May. 15 2013 11:22 AM
Jack from Brooklyn

These generalizations about what men like/dislike and what women like/dislike ... is it productive? The feminist movement (Judith Butler, for instance) recognized the problems for all with these simplifications.

BTW, I'm a male enjoys the journey at least as much as the destination. I don't talk sports. I read books (currently David Sedaris and David Harvey). And ...

May. 15 2013 11:22 AM
The Truth from Becky

I don't feel excluded in the work place...I isolate myself from them on purpose.

May. 15 2013 11:20 AM
jgarbuz from Queens

Women can commiserate with each other, but men cannot commiserate with other men, unless they get drunk. Women have "permission" to "share" their inner feelings, but men do not. So, if they talk to each other at all, will use sports or something like that, but almost never about what they think, and hardly ever about what they "feel."

May. 15 2013 11:18 AM
The Truth from Becky

Men have a hard time taking instruction from women in the the oldest sibling,two brothers, I am not phased, I still delegate.

May. 15 2013 11:18 AM

Hahaha, for the call in question about what makes me satisfaction about my work:

I feel good when I work with a mother and she feels empowered and capable in how she feeds her infant. I don't really care about the result of how they are doing it (despite all the silliness perpetuated by the media about "breastfeeding Nazis").

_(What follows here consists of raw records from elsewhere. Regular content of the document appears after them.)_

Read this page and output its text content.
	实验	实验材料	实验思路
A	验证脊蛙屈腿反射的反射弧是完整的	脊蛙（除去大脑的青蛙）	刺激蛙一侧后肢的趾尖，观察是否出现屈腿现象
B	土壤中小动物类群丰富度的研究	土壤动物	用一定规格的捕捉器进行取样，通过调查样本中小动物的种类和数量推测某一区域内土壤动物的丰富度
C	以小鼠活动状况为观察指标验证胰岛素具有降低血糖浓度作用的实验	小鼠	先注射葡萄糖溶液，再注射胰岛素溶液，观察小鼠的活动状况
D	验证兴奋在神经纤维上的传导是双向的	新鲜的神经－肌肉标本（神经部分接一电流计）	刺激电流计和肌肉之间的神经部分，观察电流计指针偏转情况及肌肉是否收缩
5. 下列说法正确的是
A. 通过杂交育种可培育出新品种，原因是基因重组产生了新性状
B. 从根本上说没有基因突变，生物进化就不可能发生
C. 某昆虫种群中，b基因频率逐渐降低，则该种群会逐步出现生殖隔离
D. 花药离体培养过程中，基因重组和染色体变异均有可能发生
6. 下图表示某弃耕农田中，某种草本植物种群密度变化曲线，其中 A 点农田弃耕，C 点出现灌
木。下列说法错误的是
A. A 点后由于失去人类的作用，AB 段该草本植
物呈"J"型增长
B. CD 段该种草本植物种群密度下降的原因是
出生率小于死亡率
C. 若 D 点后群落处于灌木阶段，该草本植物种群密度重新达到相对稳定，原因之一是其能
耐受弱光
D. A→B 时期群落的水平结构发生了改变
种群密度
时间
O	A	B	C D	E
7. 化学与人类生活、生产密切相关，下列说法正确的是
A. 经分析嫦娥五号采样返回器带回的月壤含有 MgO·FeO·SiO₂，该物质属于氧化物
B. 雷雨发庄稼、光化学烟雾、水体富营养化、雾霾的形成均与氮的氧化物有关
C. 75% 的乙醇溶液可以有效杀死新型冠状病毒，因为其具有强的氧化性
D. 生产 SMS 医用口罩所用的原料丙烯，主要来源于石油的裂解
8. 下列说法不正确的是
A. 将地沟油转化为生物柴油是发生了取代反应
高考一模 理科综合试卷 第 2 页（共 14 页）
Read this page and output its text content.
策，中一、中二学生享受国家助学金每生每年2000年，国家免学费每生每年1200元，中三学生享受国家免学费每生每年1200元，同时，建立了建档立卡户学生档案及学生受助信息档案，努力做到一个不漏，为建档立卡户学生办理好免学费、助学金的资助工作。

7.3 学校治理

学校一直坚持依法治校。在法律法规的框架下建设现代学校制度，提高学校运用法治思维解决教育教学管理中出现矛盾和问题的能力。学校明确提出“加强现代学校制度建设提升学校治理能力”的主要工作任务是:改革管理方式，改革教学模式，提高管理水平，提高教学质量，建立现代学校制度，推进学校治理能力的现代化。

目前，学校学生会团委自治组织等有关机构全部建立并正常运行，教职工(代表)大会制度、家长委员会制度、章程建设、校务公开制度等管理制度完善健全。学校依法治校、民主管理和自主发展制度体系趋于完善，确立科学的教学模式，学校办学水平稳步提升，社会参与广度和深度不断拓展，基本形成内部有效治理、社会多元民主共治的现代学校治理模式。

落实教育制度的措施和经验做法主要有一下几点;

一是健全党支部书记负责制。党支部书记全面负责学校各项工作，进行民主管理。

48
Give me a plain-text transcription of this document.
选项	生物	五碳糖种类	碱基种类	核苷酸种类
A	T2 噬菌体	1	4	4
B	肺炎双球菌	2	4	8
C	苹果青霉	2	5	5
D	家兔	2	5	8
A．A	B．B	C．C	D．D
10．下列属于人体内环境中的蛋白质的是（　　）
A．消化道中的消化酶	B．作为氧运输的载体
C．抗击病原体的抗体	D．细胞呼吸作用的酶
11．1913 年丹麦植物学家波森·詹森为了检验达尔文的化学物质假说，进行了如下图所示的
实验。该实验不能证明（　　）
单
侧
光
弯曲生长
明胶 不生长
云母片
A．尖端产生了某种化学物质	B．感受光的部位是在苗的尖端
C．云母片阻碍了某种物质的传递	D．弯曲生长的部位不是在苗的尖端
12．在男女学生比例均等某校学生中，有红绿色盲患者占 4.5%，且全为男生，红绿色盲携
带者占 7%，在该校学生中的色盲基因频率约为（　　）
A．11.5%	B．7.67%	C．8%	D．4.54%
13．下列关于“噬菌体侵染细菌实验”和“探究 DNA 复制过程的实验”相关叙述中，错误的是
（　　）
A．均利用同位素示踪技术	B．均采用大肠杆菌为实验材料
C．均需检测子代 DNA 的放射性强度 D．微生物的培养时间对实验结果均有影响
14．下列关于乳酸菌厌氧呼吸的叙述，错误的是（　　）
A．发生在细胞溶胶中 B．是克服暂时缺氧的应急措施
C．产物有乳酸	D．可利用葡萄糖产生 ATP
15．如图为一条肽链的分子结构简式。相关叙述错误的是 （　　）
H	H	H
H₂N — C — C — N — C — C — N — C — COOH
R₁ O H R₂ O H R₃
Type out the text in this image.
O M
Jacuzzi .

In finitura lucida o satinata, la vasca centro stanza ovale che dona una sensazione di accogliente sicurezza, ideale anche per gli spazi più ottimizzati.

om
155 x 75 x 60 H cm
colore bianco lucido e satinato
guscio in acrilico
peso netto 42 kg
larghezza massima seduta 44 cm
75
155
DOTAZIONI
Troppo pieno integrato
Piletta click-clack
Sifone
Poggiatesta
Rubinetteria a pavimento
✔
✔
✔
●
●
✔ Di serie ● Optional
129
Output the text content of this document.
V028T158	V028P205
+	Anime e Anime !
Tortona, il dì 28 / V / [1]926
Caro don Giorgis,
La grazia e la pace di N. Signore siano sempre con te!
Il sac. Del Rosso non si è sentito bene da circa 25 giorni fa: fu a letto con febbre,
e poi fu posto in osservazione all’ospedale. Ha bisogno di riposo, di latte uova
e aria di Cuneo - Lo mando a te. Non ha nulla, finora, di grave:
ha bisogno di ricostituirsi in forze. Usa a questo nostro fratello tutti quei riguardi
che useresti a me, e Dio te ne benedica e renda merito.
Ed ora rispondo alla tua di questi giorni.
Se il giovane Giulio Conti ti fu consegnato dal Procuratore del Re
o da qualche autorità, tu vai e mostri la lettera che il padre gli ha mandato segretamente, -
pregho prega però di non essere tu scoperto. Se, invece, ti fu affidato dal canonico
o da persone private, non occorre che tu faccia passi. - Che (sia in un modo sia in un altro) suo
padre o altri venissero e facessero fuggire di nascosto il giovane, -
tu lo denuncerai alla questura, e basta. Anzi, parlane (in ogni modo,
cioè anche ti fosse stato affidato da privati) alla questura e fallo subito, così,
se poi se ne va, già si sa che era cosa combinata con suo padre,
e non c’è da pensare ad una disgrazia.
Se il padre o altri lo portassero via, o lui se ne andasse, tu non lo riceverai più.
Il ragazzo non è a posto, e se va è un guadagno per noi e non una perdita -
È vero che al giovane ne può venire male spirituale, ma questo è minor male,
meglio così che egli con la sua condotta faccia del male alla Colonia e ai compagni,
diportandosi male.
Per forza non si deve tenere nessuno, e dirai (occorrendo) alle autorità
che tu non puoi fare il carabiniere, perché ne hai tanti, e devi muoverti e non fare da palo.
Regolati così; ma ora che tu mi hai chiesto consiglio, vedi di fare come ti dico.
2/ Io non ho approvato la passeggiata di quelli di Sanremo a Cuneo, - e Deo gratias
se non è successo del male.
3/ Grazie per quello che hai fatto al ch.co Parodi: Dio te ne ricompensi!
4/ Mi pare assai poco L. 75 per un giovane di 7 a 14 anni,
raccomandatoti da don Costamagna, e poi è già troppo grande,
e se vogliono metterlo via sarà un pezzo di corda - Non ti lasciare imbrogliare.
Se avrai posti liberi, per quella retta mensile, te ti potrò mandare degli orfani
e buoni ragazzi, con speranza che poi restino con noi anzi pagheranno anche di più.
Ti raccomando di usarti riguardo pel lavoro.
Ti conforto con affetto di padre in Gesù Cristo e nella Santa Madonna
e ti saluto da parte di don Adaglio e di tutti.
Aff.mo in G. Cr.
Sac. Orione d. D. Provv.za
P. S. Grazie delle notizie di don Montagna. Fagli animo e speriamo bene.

Basically I feel good when I know I've done a good job, the rest is irrelevant. The most frustrating thing is when there are people who impede efficacy.

May. 15 2013 11:17 AM
Elaine from BX

My job will send me and my family to dinner when I do something above and beyond (its very satisfying). Additionally, we all work remote, so I do not have regular conversations or connections, however I feel part of the team. I am regularly asked what work I would like to pick up and it feels great to be asked what work I want rather then just be assigned.

May. 15 2013 11:16 AM
Robert from NYC

Why are heterosexuals so messed up?

May. 15 2013 10:54 AM
john from office

Dam, all the good ones are taken! Peg

May. 15 2013 10:51 AM

John, yes I'm married and ancient (great grandmother).

May. 15 2013 10:39 AM
john from office

Peg are you married??

May. 15 2013 10:32 AM

Women also kid around with each other in ways that might offend men. Men who grow up around women do much better in a mixed gender group. Women are good organizers - whether we learned to "hunt with the pack," "defend the camp," manage an intergenerational household, or cooperate with neighbors and workmates.

In my work experience, whiners and offensive people come in all colors, shapes, sizes and sexes. Good workers (actually people) are not defensive, try to compromise and cooperate, are good listeners and make eye contact, do not make too many assumptions ...and laugh and smile a lot.

I grew up in a large family of many boys and girls - we all knew that if we wanted to have that last piece of turkey or pie, we better finish fast and speak up!

May. 15 2013 10:28 AM
jgarbuz from Queens

"Organization" has been a mostly "man" thing since male primates began hunting in bands together. Organizing females is like herding cats. Mixed organizations that place men and women competing for better jobs in the same organization under equal treatment - in theory - gets complicated. Men became used to working in rigid hierarchies, but women much less so. For one thing, men couldn't complain to anyone about "harassment" from competing colleagues, but women can. Increasingly, some women are using the "gender-card" to get their way. And since the present nature of most work today makes it difficult to scientifically measure the actual productivity and value of any given worker to the success of the organization, it is easier to give way and just get rid of the alleged "troublemaker," which might really be the woman making the allegation of harassment. Some unscrupulous and ambitious females have no problem using the gender card to get rid of a male competitor standing in her way.

May. 15 2013 09:35 AM
john from office

in my experience, women are quicker to go to the boss (daddy) regarding any slight, making the office environment less friendly. Women who grow up around brothers tend to do well in a mixed gender group. Men tend to kid around with each other in ways that would easily offend a woman.